One of the nation’s leading evangelists for urban living, Norquist insists that people will want to live in Downtown Pittsburgh--so long as there are plenty of choices. Lavishing the kind of praise on Pittsburgh that you can only hear from an outsider, Norquist generously refers to the city and its vistas as the “San Francisco of the Midwest.”
“I’m just struck by how beautiful the Downtown is, and one thing I think your mayor’s done that’s really good is all the bike trails down by the river,” Norquist said. “The problem is that Pittsburgh tries too hard. I think they need to relax and realize how beautiful the place is and not try so hard.”
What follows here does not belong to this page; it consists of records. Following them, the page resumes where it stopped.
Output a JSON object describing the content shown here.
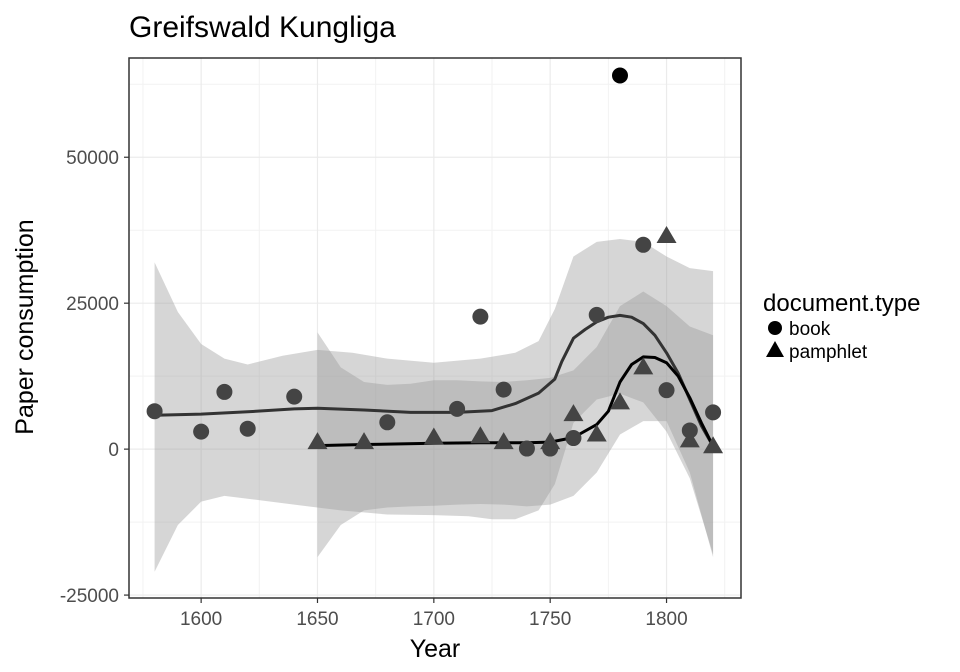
{
  "chart_data": {
    "type": "scatter",
    "title": "Greifswald Kungliga",
    "xlabel": "Year",
    "ylabel": "Paper consumption",
    "xlim": [
      1569,
      1832
    ],
    "ylim": [
      -25500,
      67000
    ],
    "x_ticks": [
      1600,
      1650,
      1700,
      1750,
      1800
    ],
    "y_ticks": [
      -25000,
      0,
      25000,
      50000
    ],
    "y_tick_labels": [
      "-25000",
      "0",
      "25000",
      "50000"
    ],
    "grid": true,
    "legend": {
      "title": "document.type",
      "position": "right",
      "entries": [
        {
          "label": "book",
          "shape": "circle"
        },
        {
          "label": "pamphlet",
          "shape": "triangle"
        }
      ]
    },
    "series": [
      {
        "name": "book",
        "shape": "circle",
        "points": [
          [
            1580,
            6500
          ],
          [
            1600,
            3000
          ],
          [
            1610,
            9800
          ],
          [
            1620,
            3500
          ],
          [
            1640,
            9000
          ],
          [
            1680,
            4600
          ],
          [
            1710,
            6900
          ],
          [
            1720,
            22700
          ],
          [
            1730,
            10200
          ],
          [
            1740,
            100
          ],
          [
            1750,
            100
          ],
          [
            1760,
            1900
          ],
          [
            1770,
            23000
          ],
          [
            1780,
            64000
          ],
          [
            1790,
            35000
          ],
          [
            1800,
            10100
          ],
          [
            1810,
            3200
          ],
          [
            1820,
            6300
          ]
        ],
        "smooth": [
          [
            1580,
            5800
          ],
          [
            1600,
            6000
          ],
          [
            1620,
            6400
          ],
          [
            1640,
            6900
          ],
          [
            1650,
            7000
          ],
          [
            1670,
            6700
          ],
          [
            1690,
            6300
          ],
          [
            1710,
            6300
          ],
          [
            1725,
            6600
          ],
          [
            1735,
            7800
          ],
          [
            1745,
            9600
          ],
          [
            1752,
            12000
          ],
          [
            1755,
            15000
          ],
          [
            1760,
            19000
          ],
          [
            1765,
            20500
          ],
          [
            1770,
            21800
          ],
          [
            1775,
            22600
          ],
          [
            1780,
            22900
          ],
          [
            1785,
            22600
          ],
          [
            1790,
            21500
          ],
          [
            1795,
            19500
          ],
          [
            1800,
            16500
          ],
          [
            1805,
            13000
          ],
          [
            1810,
            8500
          ],
          [
            1815,
            4000
          ],
          [
            1820,
            500
          ]
        ],
        "band_upper": [
          [
            1580,
            32000
          ],
          [
            1590,
            23500
          ],
          [
            1600,
            18000
          ],
          [
            1610,
            15500
          ],
          [
            1620,
            14500
          ],
          [
            1635,
            16000
          ],
          [
            1650,
            17000
          ],
          [
            1665,
            16500
          ],
          [
            1680,
            15500
          ],
          [
            1700,
            14800
          ],
          [
            1720,
            15500
          ],
          [
            1735,
            16500
          ],
          [
            1745,
            18500
          ],
          [
            1752,
            24000
          ],
          [
            1760,
            33000
          ],
          [
            1770,
            35500
          ],
          [
            1780,
            36000
          ],
          [
            1790,
            35500
          ],
          [
            1800,
            33000
          ],
          [
            1810,
            31000
          ],
          [
            1820,
            30500
          ]
        ],
        "band_lower": [
          [
            1580,
            -21000
          ],
          [
            1590,
            -13000
          ],
          [
            1600,
            -9000
          ],
          [
            1610,
            -8000
          ],
          [
            1620,
            -8500
          ],
          [
            1640,
            -9500
          ],
          [
            1660,
            -10500
          ],
          [
            1680,
            -11200
          ],
          [
            1700,
            -11300
          ],
          [
            1715,
            -11500
          ],
          [
            1725,
            -12000
          ],
          [
            1735,
            -12000
          ],
          [
            1745,
            -10500
          ],
          [
            1752,
            -6000
          ],
          [
            1760,
            4500
          ],
          [
            1770,
            8500
          ],
          [
            1780,
            9500
          ],
          [
            1790,
            8000
          ],
          [
            1800,
            3000
          ],
          [
            1810,
            -5000
          ],
          [
            1820,
            -18000
          ]
        ]
      },
      {
        "name": "pamphlet",
        "shape": "triangle",
        "points": [
          [
            1650,
            1200
          ],
          [
            1670,
            1200
          ],
          [
            1700,
            2000
          ],
          [
            1720,
            2200
          ],
          [
            1730,
            1200
          ],
          [
            1750,
            1200
          ],
          [
            1760,
            6000
          ],
          [
            1770,
            2500
          ],
          [
            1780,
            8000
          ],
          [
            1790,
            14000
          ],
          [
            1800,
            36500
          ],
          [
            1810,
            1500
          ],
          [
            1820,
            500
          ]
        ],
        "smooth": [
          [
            1650,
            600
          ],
          [
            1670,
            800
          ],
          [
            1700,
            1000
          ],
          [
            1720,
            1100
          ],
          [
            1740,
            1100
          ],
          [
            1750,
            1200
          ],
          [
            1760,
            2000
          ],
          [
            1770,
            4200
          ],
          [
            1775,
            6500
          ],
          [
            1780,
            11500
          ],
          [
            1785,
            14500
          ],
          [
            1790,
            15800
          ],
          [
            1795,
            15700
          ],
          [
            1800,
            14800
          ],
          [
            1805,
            12500
          ],
          [
            1810,
            8800
          ],
          [
            1815,
            4500
          ],
          [
            1820,
            500
          ]
        ],
        "band_upper": [
          [
            1650,
            20000
          ],
          [
            1660,
            14000
          ],
          [
            1670,
            11500
          ],
          [
            1680,
            11000
          ],
          [
            1690,
            11200
          ],
          [
            1700,
            11800
          ],
          [
            1710,
            11800
          ],
          [
            1720,
            11600
          ],
          [
            1730,
            11500
          ],
          [
            1740,
            11800
          ],
          [
            1750,
            12200
          ],
          [
            1760,
            13500
          ],
          [
            1770,
            17500
          ],
          [
            1780,
            24500
          ],
          [
            1790,
            27000
          ],
          [
            1800,
            24500
          ],
          [
            1810,
            21000
          ],
          [
            1820,
            19500
          ]
        ],
        "band_lower": [
          [
            1650,
            -18500
          ],
          [
            1660,
            -13000
          ],
          [
            1670,
            -10500
          ],
          [
            1680,
            -10000
          ],
          [
            1690,
            -9800
          ],
          [
            1700,
            -9700
          ],
          [
            1710,
            -9500
          ],
          [
            1720,
            -9400
          ],
          [
            1730,
            -9500
          ],
          [
            1740,
            -9800
          ],
          [
            1750,
            -9500
          ],
          [
            1760,
            -8000
          ],
          [
            1770,
            -4000
          ],
          [
            1780,
            2500
          ],
          [
            1790,
            4800
          ],
          [
            1800,
            4800
          ],
          [
            1810,
            -4000
          ],
          [
            1820,
            -18500
          ]
        ]
      }
    ]
  }
}
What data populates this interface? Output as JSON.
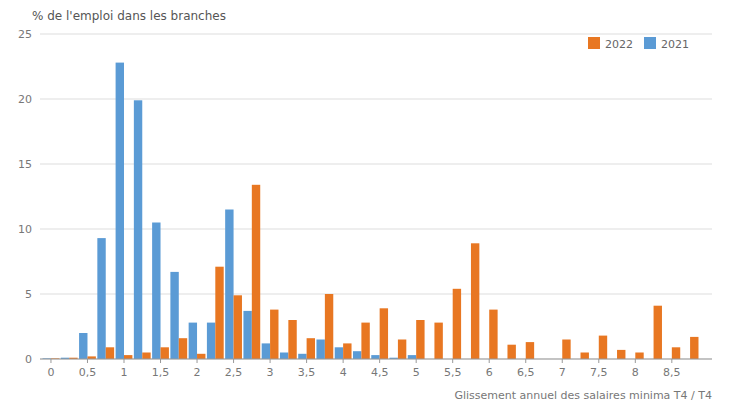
{
  "chart_data": {
    "type": "bar",
    "x": [
      0.0,
      0.25,
      0.5,
      0.75,
      1.0,
      1.25,
      1.5,
      1.75,
      2.0,
      2.25,
      2.5,
      2.75,
      3.0,
      3.25,
      3.5,
      3.75,
      4.0,
      4.25,
      4.5,
      4.75,
      5.0,
      5.25,
      5.5,
      5.75,
      6.0,
      6.25,
      6.5,
      6.75,
      7.0,
      7.25,
      7.5,
      7.75,
      8.0,
      8.25,
      8.5,
      8.75
    ],
    "series": [
      {
        "name": "2021",
        "color": "#5B9BD5",
        "values": [
          0.05,
          0.1,
          2.0,
          9.3,
          22.8,
          19.9,
          10.5,
          6.7,
          2.8,
          2.8,
          11.5,
          3.7,
          1.2,
          0.5,
          0.4,
          1.5,
          0.9,
          0.6,
          0.3,
          0.1,
          0.3,
          0.0,
          0.0,
          0.0,
          0.0,
          0.0,
          0.0,
          0.0,
          0.0,
          0.0,
          0.0,
          0.0,
          0.0,
          0.0,
          0.0,
          0.0
        ]
      },
      {
        "name": "2022",
        "color": "#E87722",
        "values": [
          0.05,
          0.1,
          0.2,
          0.9,
          0.3,
          0.5,
          0.9,
          1.6,
          0.4,
          7.1,
          4.9,
          13.4,
          3.8,
          3.0,
          1.6,
          5.0,
          1.2,
          2.8,
          3.9,
          1.5,
          3.0,
          2.8,
          5.4,
          8.9,
          3.8,
          1.1,
          1.3,
          0.0,
          1.5,
          0.5,
          1.8,
          0.7,
          0.5,
          4.1,
          0.9,
          1.7
        ]
      }
    ],
    "x_label": "Glissement annuel des salaires minima T4 / T4",
    "y_label": "% de l'emploi dans les branches",
    "xlim": [
      -0.15,
      9.05
    ],
    "xticks": [
      0,
      {
        "value": 0.5,
        "label": "0,5"
      },
      1,
      {
        "value": 1.5,
        "label": "1,5"
      },
      2,
      {
        "value": 2.5,
        "label": "2,5"
      },
      3,
      {
        "value": 3.5,
        "label": "3,5"
      },
      4,
      {
        "value": 4.5,
        "label": "4,5"
      },
      5,
      {
        "value": 5.5,
        "label": "5,5"
      },
      6,
      {
        "value": 6.5,
        "label": "6,5"
      },
      7,
      {
        "value": 7.5,
        "label": "7,5"
      },
      8,
      {
        "value": 8.5,
        "label": "8,5"
      }
    ],
    "ylim": [
      0,
      25
    ],
    "yticks": [
      0,
      5,
      10,
      15,
      20,
      25
    ],
    "grid": true,
    "legend": "upper right"
  }
}
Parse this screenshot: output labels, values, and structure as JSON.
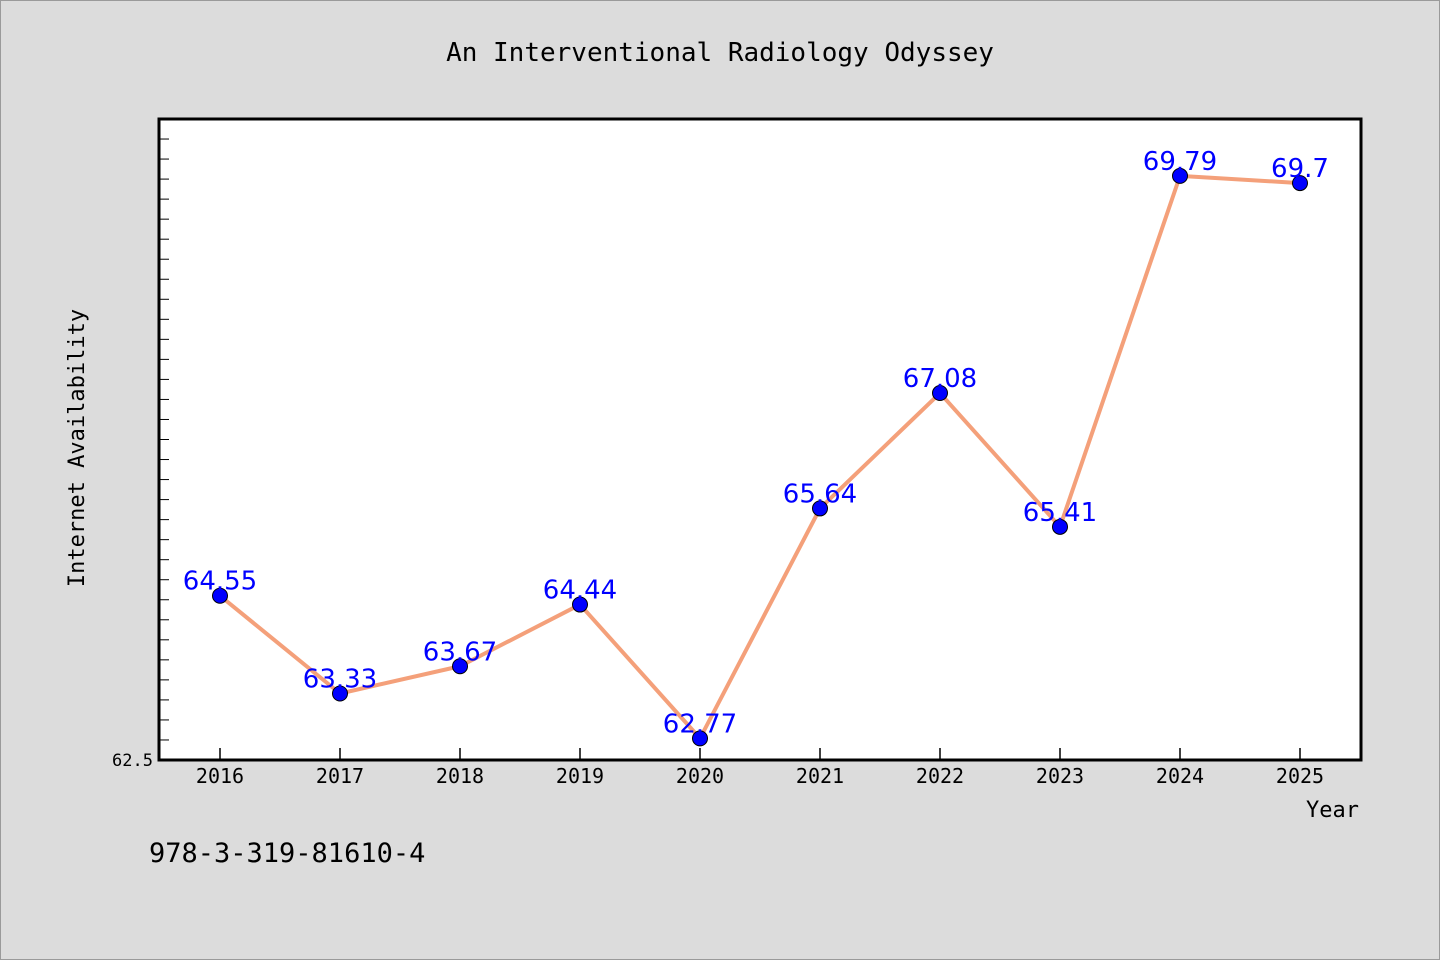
{
  "chart_data": {
    "type": "line",
    "title": "An Interventional Radiology Odyssey",
    "xlabel": "Year",
    "ylabel": "Internet Availability",
    "categories": [
      "2016",
      "2017",
      "2018",
      "2019",
      "2020",
      "2021",
      "2022",
      "2023",
      "2024",
      "2025"
    ],
    "values": [
      64.55,
      63.33,
      63.67,
      64.44,
      62.77,
      65.64,
      67.08,
      65.41,
      69.79,
      69.7
    ],
    "data_labels": [
      "64.55",
      "63.33",
      "63.67",
      "64.44",
      "62.77",
      "65.64",
      "67.08",
      "65.41",
      "69.79",
      "69.7"
    ],
    "ylim": [
      62.5,
      70.5
    ],
    "ytick_labels": [
      "62.5"
    ],
    "grid": false,
    "line_color": "#f4a07a",
    "marker_color": "#0000ff",
    "label_color": "#0000ff"
  },
  "footer_text": "978-3-319-81610-4"
}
To Clark, the question is not merely whether residential or commercial redevelopment will save Downtown, or whether or not government should subsidize redevelopment. It’s also whether Downtown needs to be redeveloped at all--or, at least, whether it did before the city got involved.
“When I moved here in 1993, one of the reasons I did was because it had a functional Downtown,” said Clark, who came to Pittsburgh from Washington, D.C. “It appealed to the people who worked down there, to the black community and the people who had to rely on public transit for shopping. What I’ve talked to people a lot about, I think there is a pretty quick fix. Take it back to the market that it used to serve. That market’s still there.”
4 Comments:
I thought I recognized this article.
10:05 PM
I failed to mention that this article appeared in the final issue of Pulp.
9:11 AM
Nice story!
I miss Pulp.
10:39 AM
Me too. I started this blog after Pulp's demise, because I missed writing those 800-word essays Geoff used to run at the front of the paper.